A rarity compared to previous years, the 2018 posters pay homage to the jazz performer and fan. Each piece of art incorporates Whipples’s distinctive and highly recognized three-line motif.
Related: 2018 Jacksonville Jazz Festival Schedule and Artists
“I use three lines because three repetitions of an element are a pattern, and that implies a definite design,” said Whipple in a news release. “Think of it like a bass player repeating three notes to hold a jazz song together. Or, as Lou Reed said, ‘One chord is fine. Two chords are pushing it. Three chords and you’re into jazz. I also use the three lines as a life symbol because the basic perception of something living is a pattern of movement. If viewers understand that the three lines represent something about life, they will create their own ideas about what it means in this poster.”
In creating the posters, Whipple sought to pay homage to the audiences that enjoy jazz, as well as the musicians who keep America’s music strong.
Each poster design features a Jacksonville connection.
One features Liz Gibson, a jazz enthusiast and locally acclaimed artist widely recognized for challenging the perception of human limitations. The other features Jacksonville native, jazz drummer and Grammy Award winner, Ulysses Owens, Jr.

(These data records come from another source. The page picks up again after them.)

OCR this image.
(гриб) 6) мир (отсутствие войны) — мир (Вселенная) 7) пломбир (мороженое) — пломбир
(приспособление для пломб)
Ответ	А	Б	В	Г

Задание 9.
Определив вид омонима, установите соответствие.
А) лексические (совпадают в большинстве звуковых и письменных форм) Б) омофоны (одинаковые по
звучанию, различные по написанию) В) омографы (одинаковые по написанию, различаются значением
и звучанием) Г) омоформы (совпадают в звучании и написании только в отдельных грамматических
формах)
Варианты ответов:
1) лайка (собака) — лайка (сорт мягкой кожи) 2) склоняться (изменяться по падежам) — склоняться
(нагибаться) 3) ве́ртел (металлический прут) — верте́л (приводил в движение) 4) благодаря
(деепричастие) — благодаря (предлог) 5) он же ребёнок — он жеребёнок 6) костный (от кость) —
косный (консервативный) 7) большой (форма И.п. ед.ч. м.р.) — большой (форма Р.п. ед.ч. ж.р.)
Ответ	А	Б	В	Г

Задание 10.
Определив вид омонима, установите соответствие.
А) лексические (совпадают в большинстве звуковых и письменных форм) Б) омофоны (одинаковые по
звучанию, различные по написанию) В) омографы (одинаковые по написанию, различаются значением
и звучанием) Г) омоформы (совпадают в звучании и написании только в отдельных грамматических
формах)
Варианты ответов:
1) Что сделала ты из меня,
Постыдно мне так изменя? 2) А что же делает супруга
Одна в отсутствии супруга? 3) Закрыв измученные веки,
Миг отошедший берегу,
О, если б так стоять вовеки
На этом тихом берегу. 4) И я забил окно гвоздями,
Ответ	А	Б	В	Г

A nationally recognized artist and playwright, Whipple has won dozens of awards in professional art competitions and six state-sponsored artist fellowships., according to the Jacksonville Jazz Festival.
This spring, he won a $25,000 artist grant from the Pollock-Krasner Foundation.
He has had 84 solo exhibitions in galleries, colleges and museums including the Tampa Museum of Art, the Gulf Coast Museum of Art, the Museum of Art, DeLand, and the Boca Raton Museum of Art.
His art has been in dozens of group exhibitions across the U.S. and is included in corporate, municipal, college and museum collections.
Whipple has had many large-scale public art commissions and is currently working on five sculptures for a park in St. Petersburg, Florida.